Am I Flirting With The Donut Guy?

OK, so at the donut place I go to often there is usually this guy there.  Cool guy -- young, tall, glasses, a mustache pretty thick and advanced for someone his age.  I'm guessing he's gay, not that there's anything wrong with that.  We've seen each other so often that we give each other this "Hey, it's you!" look whenever I walk through the door.  It's good to have familiarity with people at a place, and it is the reason I try to go there on a regular basis, even though I haven't done so in the past two weeks.

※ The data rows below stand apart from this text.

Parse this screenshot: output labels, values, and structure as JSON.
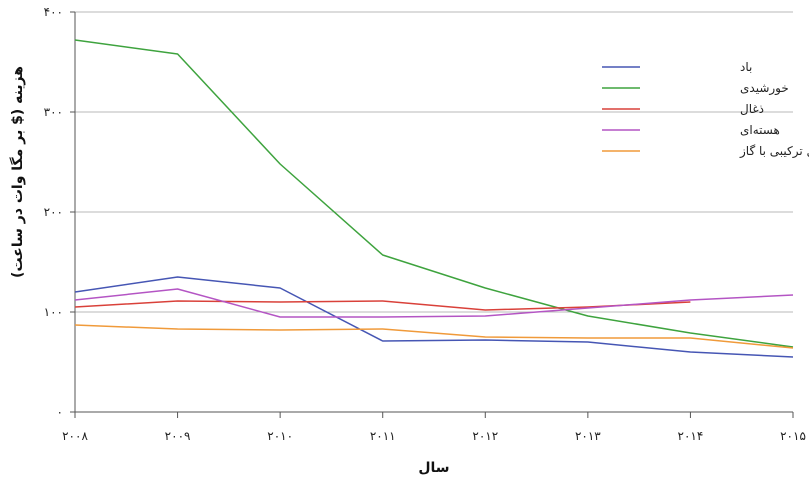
{
  "chart_data": {
    "type": "line",
    "xlabel": "سال",
    "ylabel": "هزینه ($ بر مگا وات در ساعت)",
    "x": [
      2008,
      2009,
      2010,
      2011,
      2012,
      2013,
      2014,
      2015
    ],
    "x_tick_labels": [
      "۲۰۰۸",
      "۲۰۰۹",
      "۲۰۱۰",
      "۲۰۱۱",
      "۲۰۱۲",
      "۲۰۱۳",
      "۲۰۱۴",
      "۲۰۱۵"
    ],
    "ylim": [
      0,
      400
    ],
    "y_ticks": [
      0,
      100,
      200,
      300,
      400
    ],
    "y_tick_labels": [
      "۰",
      "۱۰۰",
      "۲۰۰",
      "۳۰۰",
      "۴۰۰"
    ],
    "grid": true,
    "legend_position": "top-right",
    "series": [
      {
        "name": "باد",
        "color": "#4656b4",
        "x": [
          2008,
          2009,
          2010,
          2011,
          2012,
          2013,
          2014,
          2015
        ],
        "values": [
          120,
          135,
          124,
          71,
          72,
          70,
          60,
          55
        ]
      },
      {
        "name": "خورشیدی",
        "color": "#3ea33e",
        "x": [
          2008,
          2009,
          2010,
          2011,
          2012,
          2013,
          2014,
          2015
        ],
        "values": [
          372,
          358,
          248,
          157,
          124,
          96,
          79,
          65
        ]
      },
      {
        "name": "ذغال",
        "color": "#d9413a",
        "x": [
          2008,
          2009,
          2010,
          2011,
          2012,
          2013,
          2014
        ],
        "values": [
          105,
          111,
          110,
          111,
          102,
          105,
          110
        ]
      },
      {
        "name": "هسته‌ای",
        "color": "#b455c4",
        "x": [
          2008,
          2009,
          2010,
          2011,
          2012,
          2013,
          2014,
          2015
        ],
        "values": [
          112,
          123,
          95,
          95,
          96,
          104,
          112,
          117
        ]
      },
      {
        "name": "سیکل ترکیبی با گاز",
        "color": "#f09a3a",
        "x": [
          2008,
          2009,
          2010,
          2011,
          2012,
          2013,
          2014,
          2015
        ],
        "values": [
          87,
          83,
          82,
          83,
          75,
          74,
          74,
          64
        ]
      }
    ]
  }
}
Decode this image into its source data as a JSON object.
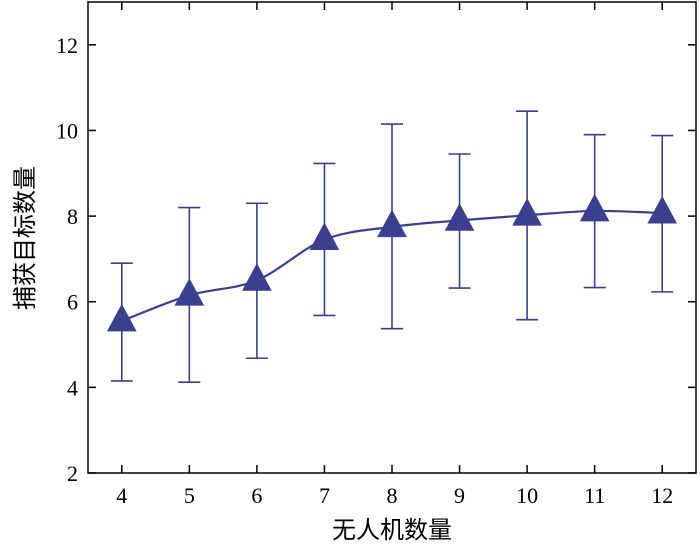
{
  "chart_data": {
    "type": "line",
    "xlabel": "无人机数量",
    "ylabel": "捕获目标数量",
    "x": [
      4,
      5,
      6,
      7,
      8,
      9,
      10,
      11,
      12
    ],
    "xlim": [
      3.5,
      12.5
    ],
    "ylim": [
      2,
      13
    ],
    "xticks": [
      "4",
      "5",
      "6",
      "7",
      "8",
      "9",
      "10",
      "11",
      "12"
    ],
    "yticks": [
      "2",
      "4",
      "6",
      "8",
      "10",
      "12"
    ],
    "grid": false,
    "series": [
      {
        "marker": "triangle",
        "color": "#3a3f8f",
        "values": [
          5.55,
          6.15,
          6.5,
          7.45,
          7.75,
          7.9,
          8.02,
          8.12,
          8.07
        ],
        "error_low": [
          4.15,
          4.12,
          4.68,
          5.68,
          5.37,
          6.32,
          5.58,
          6.33,
          6.23
        ],
        "error_high": [
          6.9,
          8.2,
          8.3,
          9.23,
          10.15,
          9.45,
          10.45,
          9.9,
          9.88
        ]
      }
    ]
  }
}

What I usually do when I'm there is to get one donut, called the Night Moves (it's a fantastic donut; I love the jam and the graham cracker crumble, but what's best about it is the cake donut itself) and pour-over coffee.  It takes some time to make, the coffee, mostly because someone has to, uh, pour it, but I like the taste of it, and I appreciate the barista taking a few minutes away from a line that oftentimes gets extremely busy to do it (oftentimes it is him, although he usually works with at least one other front-of-the-house person).

What I usually do after I get my donut and coffee is sit down and immediately scarf down the donut.  That's before I get the pour-over, so I have nothing for the coffee to wash down.  Plus, I'm still hungry usually, plus I want another of their tasty donuts.  So I get up and get another donut.  Well, I've gone there so often that when I go there, he and a couple of the other people who regularly work there give me that second donut for free, assuming that it's not one of the really premium donuts they offer.  It happens more times than not.  As I said, it's good to have familiarity.  And I am honored to have bought/earned that privilege.  And I signal that thanks by throwing in a buck for a tip anyway.

But then something happened a few weeks ago that kind of threw me off.  I went down there, he was working there, I got my usual ... and he said it's on the house.  Not the second donut, but the first donut.  What?!  And the pour-over coffee too, which is $3.50?!?!  The whole thing?!?!?!

And I'm like ... wow.  I stammered out a thanks.  And then I opened up my wallet.  Not pulling out a $10 or $20 to pay for the whole thing threw me off.  And honestly, the first thing I thought of was, "Well, if I'm getting this for free, I'm not going to give so much in tip because that would defeat the purpose of getting something for free!"  And I swear my fingers were trembling as my mind was trying to figure out how much money to give.  I finally put into the tip jar three singles: One buck each for the donut and coffee, and another dollar just in case.  That's how my mind works: As soon as I get something free, I become a miser and look out for spending as little as possible.

I really enjoyed getting that for free, and I truly enjoy getting a second donut for free.  But the reason I got those second donuts for free is that I bought that first donut and coffee.  That is the relationship I have established with the business for whom this really cool dude works for.  Honestly, I am kind of weirded out by this change.  Is this going to happen from now on?  If so, I think I'm going to rob this business blind.  What's worse, though, is if he doesn't do it the next time.  I'll probably think that he doesn't like me anymore.  I mean, what else am I supposed to take from yanking away the privilege of getting a donut and a pour-over coffee for free?

And there's one other thing, and I hope to God you guys don't take this the wrong way.  I wonder if this guy likes me.  I mean, likes likes me.  I'm pretty sure I give out a straight vibe, but maybe I don't, or maybe he doesn't care.  I feel so dumb for thinking this, but I don't know for sure: Is it possible I have been given all this food for free because ... OK, I'm not saying that he wants to date me or anything like that ... I'm saying that he ... is he just ... fond of me in a way?  You know?  Huh?

If that's the case, I'm in a bind.  If I do anything to break that, by not tipping, or not tipping enough, or not showing up (which I may have been doing since I haven't been there in two weeks), will he get upset, and would that then spur him to take back the free food he offers me?  But if I continue to accept his free food, will that mean that he thinks I, you know, like like him too, and that'll mean that we'll spend more time together?  I like the guy, but not in that way, so I don't want to give him the wrong impression.  And yet I wonder if accepting this free food, which got real serious the last time I saw him, is giving that wrong impression.

But I am going to go to this place this weekend, just in case my absence ends any chance of getting any more free food.  Then again, I run the risk of ... uh, rekindling the ardor of the donut guy.  Or maybe not; maybe I'm both overestimating my skills as a lothario and insulting a guy just because he's gay.  Oh, fuck, I don't know what to do.  I just want to eat a donut for as cheaply as possible, OK?